In 1998, Apple released the iMac, after finally getting Steve Jobs back to the company. The iMac was designed by Jony Ive and brought a unique design with an all in one interface to the market.  In other words, there wasn’t a tower along with a monitor, along with speakers, that all had to be hooked up to one another in a mess of cables. All in one.  Relatively new concept.

In 2001, Apple decided that portable media wasn’t good enough and that digital music was where the industry was leading.  So, they introduced the iPod.  I’m not sure that anyone knew at the time how revolutionary that product would be.  It saved Apple and changed our world.  They weren’t the first company to have a hard disk media player, but they did rethink the software integration required to make a great product. Ease of use wins.

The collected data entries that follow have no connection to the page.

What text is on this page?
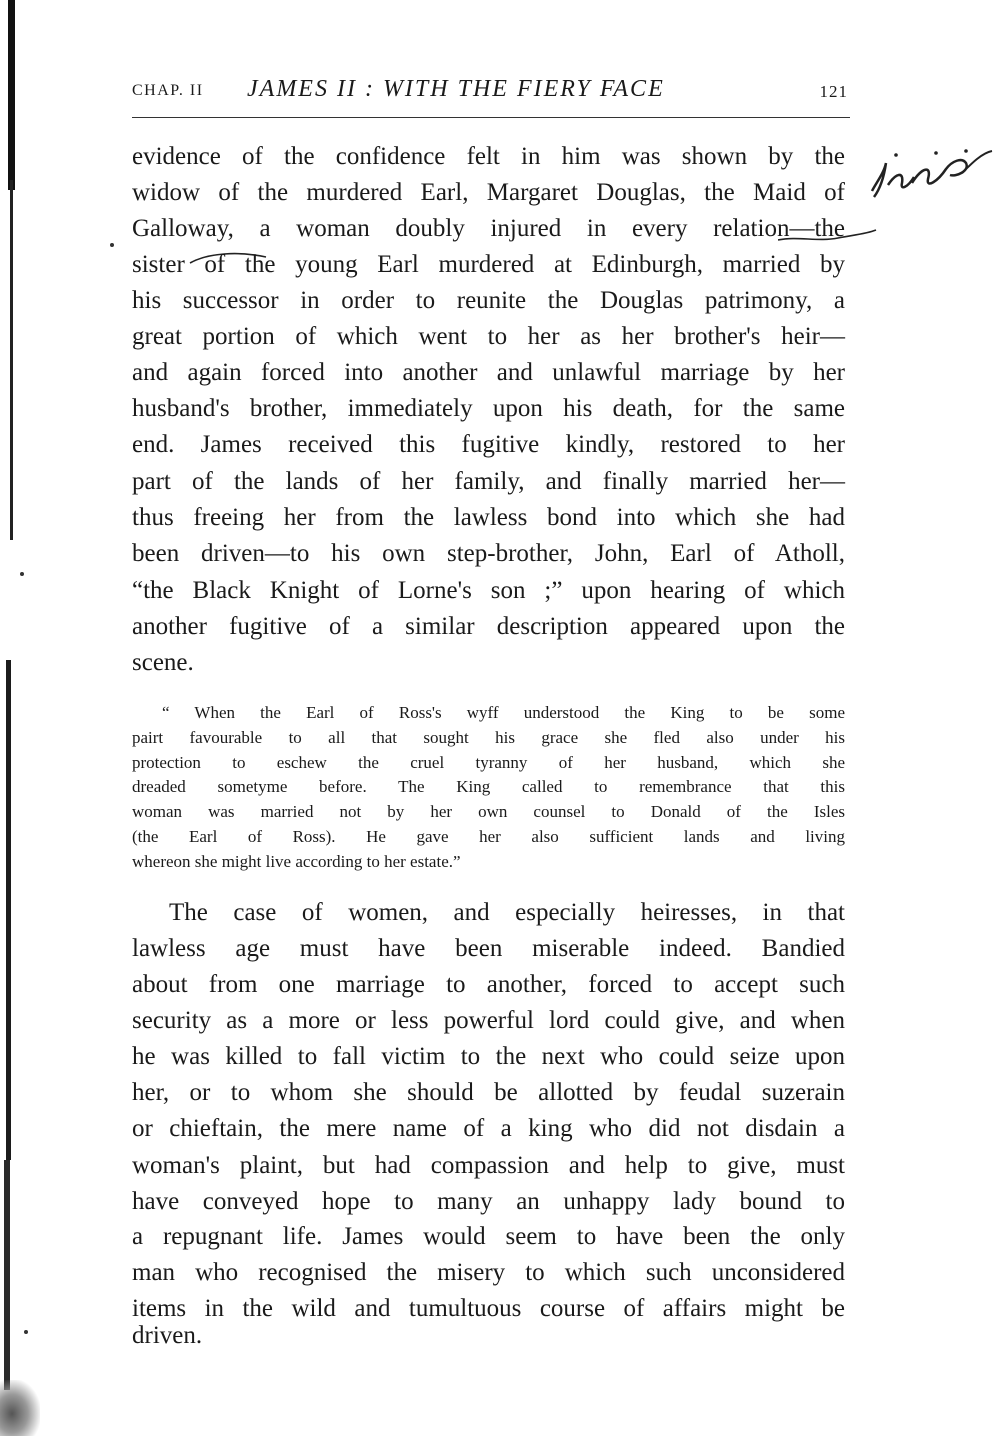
CHAP. II JAMES II : WITH THE FIERY FACE	121
evidence of the confidence felt in him was shown by the
widow of the murdered Earl, Margaret Douglas, the Maid of
Galloway, a woman doubly injured in every relation—the
sister of the young Earl murdered at Edinburgh, married by
his successor in order to reunite the Douglas patrimony, a
great portion of which went to her as her brother's heir—
and again forced into another and unlawful marriage by her
husband's brother, immediately upon his death, for the same
end. James received this fugitive kindly, restored to her
part of the lands of her family, and finally married her—
thus freeing her from the lawless bond into which she had
been driven—to his own step-brother, John, Earl of Atholl,
“the Black Knight of Lorne's son ;” upon hearing of which
another fugitive of a similar description appeared upon the
scene.
“ When the Earl of Ross's wyff understood the King to be some
pairt favourable to all that sought his grace she fled also under his
protection to eschew the cruel tyranny of her husband, which she
dreaded sometyme before. The King called to remembrance that this
woman was married not by her own counsel to Donald of the Isles
(the Earl of Ross). He gave her also sufficient lands and living
whereon she might live according to her estate.”
The case of women, and especially heiresses, in that
lawless age must have been miserable indeed. Bandied
about from one marriage to another, forced to accept such
security as a more or less powerful lord could give, and when
he was killed to fall victim to the next who could seize upon
her, or to whom she should be allotted by feudal suzerain
or chieftain, the mere name of a king who did not disdain a
woman's plaint, but had compassion and help to give, must
have conveyed hope to many an unhappy lady bound to
a repugnant life. James would seem to have been the only
man who recognised the misery to which such unconsidered
items in the wild and tumultuous course of affairs might be
driven.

Also in 2001, Apple rethought tech support when it opened it’s retail stores.  To this day, if you have a problem with an Apple product, you call or visit Apple.  They don’t send you to India to talk to HP or Dell, and then they don’t tell you that it’s a software issue and transfer you back to Microsoft.  Apple makes the hardware.  Apple makes the software.  Apple fixes your problem if it’s under warranty.  As frustrating as an issue may be, at least you know that you have one place to visit and ask.

In 2007, Apple released a phone unlike anything anyone had seen.  It was basically a big screen. Talk about thinking different.  It didn’t use a stylus (which all “touch screen” devices did at the time) and it integrated music better than anything on the market (including Apple’s own products at the time, by the way).  You were able to play YouTube with a touch of your finger, anywhere in the world. The important thing about the iPhone too was that Apple took a different approach to working with a carrier than anyone else had at the time.  They did not let the carrier dictate what was on the phone anymore.  Anyone who has used an early Verizon cell phone knows the hurt that carrier dictation can play on a device.  Even Google’s “open” Android can’t keep this from happening today. And AT&T (Cingular at the time) took a huge leap to allow them to do this.  It changed the world and the industry in one feel swoop. And according to recent reports, wasn’t always easy for either company (great read if you have time).

In January 2010, Apple released the first mass market tablet device. It used a finger instead of a stylus and had an Operating System that allowed this to work, instead of one based off of pen input. Windows tablets have existed for a long time, but none had the appeal and potential of the iPad.  As of D8, Apple was selling an iPad every 3 seconds.  Hurt economy anyone?

THIS is why I love Apple and am continually inspired by their work.

If the church wants to come back from it’s dying days, I see it as having two options: Hire Steve Jobs (highly unlikely) or learn to Think Different. Friends, the world needs to change and the opportunity is in front of us.